Margot Weiss is Assistant Professor of American Studies and Anthropology. She specializes in the ethnography of contemporary sexual cultures and politics. At Wesleyan, she teaches courses in the anthropology of sexuality and gender, queer studies, and social theory.
Her first book, Techniques of Pleasure: BDSM and the Circuits of Sexuality (2011, Duke University Press), is based on ethnographic fieldwork with BDSM (SM) communities in the San Francisco Bay Area. The book complicates the often-polarized discussions of BDSM play within queer and feminist theory, instead linking sexual communities like BDSM to broader dynamics of US neoliberalism, late capitalism, and the circuits between erotic pleasure and gendered and racialized social norms. She is also completing a small comparative project on the queer temporality of BDSM play with national trauma in the United States and Germany.
Her current research, Visions of Sexual Justice, is a comparative ethnography of discourses of sexual rights, freedom, and justice among contemporary LGBT/queer activists in the United States and Canada.

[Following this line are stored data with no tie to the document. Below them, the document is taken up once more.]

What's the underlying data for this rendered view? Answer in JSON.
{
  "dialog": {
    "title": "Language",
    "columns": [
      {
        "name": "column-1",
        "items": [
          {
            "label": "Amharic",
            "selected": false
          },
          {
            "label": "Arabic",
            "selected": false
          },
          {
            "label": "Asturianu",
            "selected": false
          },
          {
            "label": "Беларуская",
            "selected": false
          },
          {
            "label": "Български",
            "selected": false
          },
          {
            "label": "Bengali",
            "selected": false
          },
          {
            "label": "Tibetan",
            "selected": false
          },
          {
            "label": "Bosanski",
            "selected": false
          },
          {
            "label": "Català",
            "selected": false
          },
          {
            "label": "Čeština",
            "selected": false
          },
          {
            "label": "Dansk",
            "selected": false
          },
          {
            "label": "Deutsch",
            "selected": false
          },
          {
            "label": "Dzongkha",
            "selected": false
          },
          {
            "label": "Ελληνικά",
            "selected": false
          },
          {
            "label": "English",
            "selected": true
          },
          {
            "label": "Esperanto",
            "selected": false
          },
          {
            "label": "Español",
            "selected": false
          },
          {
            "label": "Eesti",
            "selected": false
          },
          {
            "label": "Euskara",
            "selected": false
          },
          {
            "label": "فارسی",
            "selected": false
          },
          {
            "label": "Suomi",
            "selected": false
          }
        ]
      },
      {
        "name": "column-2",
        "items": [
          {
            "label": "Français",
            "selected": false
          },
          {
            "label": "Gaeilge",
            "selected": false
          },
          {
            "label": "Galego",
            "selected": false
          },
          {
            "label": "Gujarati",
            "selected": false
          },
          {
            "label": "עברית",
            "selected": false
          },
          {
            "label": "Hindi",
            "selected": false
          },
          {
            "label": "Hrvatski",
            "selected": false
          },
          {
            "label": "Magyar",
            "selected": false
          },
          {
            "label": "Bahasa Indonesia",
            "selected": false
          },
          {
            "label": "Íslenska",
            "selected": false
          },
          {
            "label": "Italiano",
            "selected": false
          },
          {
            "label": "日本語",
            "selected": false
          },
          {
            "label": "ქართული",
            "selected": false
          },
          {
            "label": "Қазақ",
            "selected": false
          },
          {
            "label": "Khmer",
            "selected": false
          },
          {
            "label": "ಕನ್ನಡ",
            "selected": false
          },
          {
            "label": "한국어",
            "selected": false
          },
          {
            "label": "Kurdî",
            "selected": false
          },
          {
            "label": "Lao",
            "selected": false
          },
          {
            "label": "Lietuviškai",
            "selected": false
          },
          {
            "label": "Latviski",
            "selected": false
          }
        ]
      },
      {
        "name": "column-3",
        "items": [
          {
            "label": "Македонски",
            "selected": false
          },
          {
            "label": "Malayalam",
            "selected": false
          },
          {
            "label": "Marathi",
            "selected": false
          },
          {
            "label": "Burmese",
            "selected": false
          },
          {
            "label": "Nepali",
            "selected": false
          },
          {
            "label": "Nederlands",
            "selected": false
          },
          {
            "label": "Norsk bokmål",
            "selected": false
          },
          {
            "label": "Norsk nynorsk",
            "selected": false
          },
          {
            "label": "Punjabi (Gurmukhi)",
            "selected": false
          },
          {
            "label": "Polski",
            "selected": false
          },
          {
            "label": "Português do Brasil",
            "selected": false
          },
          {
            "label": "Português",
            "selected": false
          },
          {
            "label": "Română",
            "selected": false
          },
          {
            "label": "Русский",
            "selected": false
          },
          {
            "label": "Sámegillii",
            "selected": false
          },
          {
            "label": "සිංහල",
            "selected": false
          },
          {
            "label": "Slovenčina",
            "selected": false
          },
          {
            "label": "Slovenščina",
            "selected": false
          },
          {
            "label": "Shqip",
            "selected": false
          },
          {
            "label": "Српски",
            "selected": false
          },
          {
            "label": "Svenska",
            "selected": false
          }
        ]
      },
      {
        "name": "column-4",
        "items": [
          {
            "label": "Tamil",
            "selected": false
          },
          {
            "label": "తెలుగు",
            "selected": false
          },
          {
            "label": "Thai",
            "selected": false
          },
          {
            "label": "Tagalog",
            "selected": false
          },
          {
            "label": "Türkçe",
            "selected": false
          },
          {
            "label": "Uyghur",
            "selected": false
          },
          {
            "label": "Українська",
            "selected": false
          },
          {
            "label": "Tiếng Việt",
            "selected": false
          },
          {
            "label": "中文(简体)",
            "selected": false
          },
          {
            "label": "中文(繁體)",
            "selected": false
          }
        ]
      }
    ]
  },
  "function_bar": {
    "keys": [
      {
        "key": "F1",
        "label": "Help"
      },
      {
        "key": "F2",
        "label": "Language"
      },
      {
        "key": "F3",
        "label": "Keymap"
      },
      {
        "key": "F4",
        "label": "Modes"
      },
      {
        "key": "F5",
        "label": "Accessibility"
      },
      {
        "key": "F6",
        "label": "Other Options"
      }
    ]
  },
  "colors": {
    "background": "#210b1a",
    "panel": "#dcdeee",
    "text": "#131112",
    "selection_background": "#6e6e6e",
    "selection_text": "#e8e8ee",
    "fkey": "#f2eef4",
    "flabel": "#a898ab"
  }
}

The research is supported by a Wenner-Gren Post-Ph.D. Research Grant, Osmundsen Initiative Award, and CLAGS Joan Heller-Diane Bernard Senior Fellowship in Lesbian and Gay Studies.
She has published articles on the politics of BDSM media visibility (in Journal of Homosexuality); on labor, leisure, and commodified sexuality (in Anthropologica); on the performative effects of BDSM interrogation scenes and the Abu Ghraib photographs (in Out in Public); on neoliberalism, homonormativity, and new queer activisms (in Radical History Review); and on method in queer anthropology (in GLQ). With Naomi Greyser, she is putting together a special journal issue on the tensions between academic and activist work (see Symposium website).